🤖 AI Summary
This work addresses the challenges large language models face in maintaining reasoning coherence and effective environment interaction during multi-step, stateful cybersecurity offense–defense tasks, particularly due to the lack of evaluation benchmarks that realistically simulate dynamic vulnerability scenarios. To this end, the authors propose a modular agent framework based on the Model Context Protocol (MCP), which standardizes tool interfaces for system introspection, disassembly, and runtime debugging. This design ensures contextual consistency and reliable tool invocation over extended adversarial trajectories, substantially mitigating hallucination issues. The agent autonomously discovered and exploited vulnerabilities in the 2025 year-end collegiate CTF competition, outperforming 21 human teams to claim first place—marking the first demonstration of a general-purpose automated offensive–defensive agent’s effectiveness and adaptability in a real-world competitive setting.
📝 Abstract
Large Language Models (LLMs) have demonstrated potential in code generation, yet they struggle with the multi-step, stateful reasoning required for offensive cybersecurity operations. Existing research often relies on static benchmarks that fail to capture the dynamic nature of real-world vulnerabilities. In this work, we introduce STRIATUM-CTF (A Search-based Test-time Reasoning Inference Agent for Tactical Utility Maximization in Cybersecurity), a modular agentic framework built upon the Model Context Protocol (MCP). By standardizing tool interfaces for system introspection, decompilation, and runtime debugging, STRIATUM-CTF enables the agent to maintain a coherent context window across extended exploit trajectories.

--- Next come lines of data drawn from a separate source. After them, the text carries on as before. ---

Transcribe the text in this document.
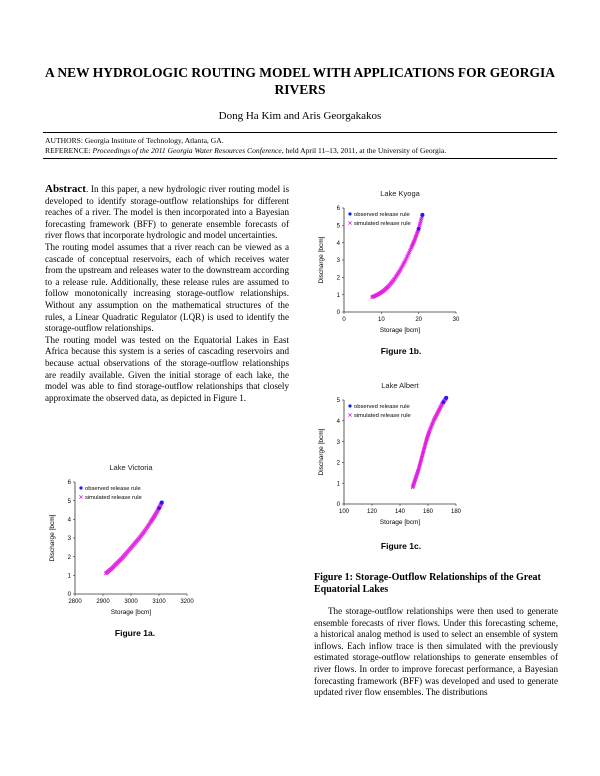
A NEW HYDROLOGIC ROUTING MODEL WITH APPLICATIONS FOR GEORGIA RIVERS
Dong Ha Kim and Aris Georgakakos
AUTHORS: Georgia Institute of Technology, Atlanta, GA.
REFERENCE: Proceedings of the 2011 Georgia Water Resources Conference, held April 11–13, 2011, at the University of Georgia.

Abstract. In this paper, a new hydrologic river routing model is developed to identify storage-outflow relationships for different reaches of a river. The model is then incorporated into a Bayesian forecasting framework (BFF) to generate ensemble forecasts of river flows that incorporate hydrologic and model uncertainties.

The routing model assumes that a river reach can be viewed as a cascade of conceptual reservoirs, each of which receives water from the upstream and releases water to the downstream according to a release rule. Additionally, these release rules are assumed to follow monotonically increasing storage-outflow relationships. Without any assumption on the mathematical structures of the rules, a Linear Quadratic Regulator (LQR) is used to identify the storage-outflow relationships.

The routing model was tested on the Equatorial Lakes in East Africa because this system is a series of cascading reservoirs and because actual observations of the storage-outflow relationships are readily available. Given the initial storage of each lake, the model was able to find storage-outflow relationships that closely approximate the observed data, as depicted in Figure 1.

Lake Victoria
0
1
2
3
4
5
6
2800 2900 3000 3100 3200
Storage [bcm]
Discharge [bcm]
observed release rule
simulated release rule
Figure 1a.
Lake Kyoga
0
1
2
3
4
5
6
0	10	20	30
Storage [bcm]
Discharge [bcm]
observed release rule
simulated release rule
Figure 1b.
Lake Albert
0
1
2
3
4
5
100	120	140	160	180
Storage [bcm]
Discharge [bcm]
observed release rule
simulated release rule
Figure 1c.
Figure 1: Storage-Outflow Relationships of the Great Equatorial Lakes
The storage-outflow relationships were then used to generate ensemble forecasts of river flows. Under this forecasting scheme, a historical analog method is used to select an ensemble of system inflows. Each inflow trace is then simulated with the previously estimated storage-outflow relationships to generate ensembles of river flows. In order to improve forecast performance, a Bayesian forecasting framework (BFF) was developed and used to generate updated river flow ensembles. The distributions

We validate this approach not merely on synthetic datasets, but in a live competitive environment. Our system participated in a university-hosted Capture-the-Flag (CTF) competition in late 2025, where it operated autonomously to identify and exploit vulnerabilities in real-time. STRIATUM-CTF secured First Place, outperforming 21 human teams and demonstrating strong adaptability in a dynamic problem-solving setting. We analyze the agent's decision-making logs to show how MCP-based tool abstraction significantly reduces hallucination compared to naive prompting strategies. These results suggest that standardized context protocols are a critical path toward robust autonomous cyber-reasoning systems.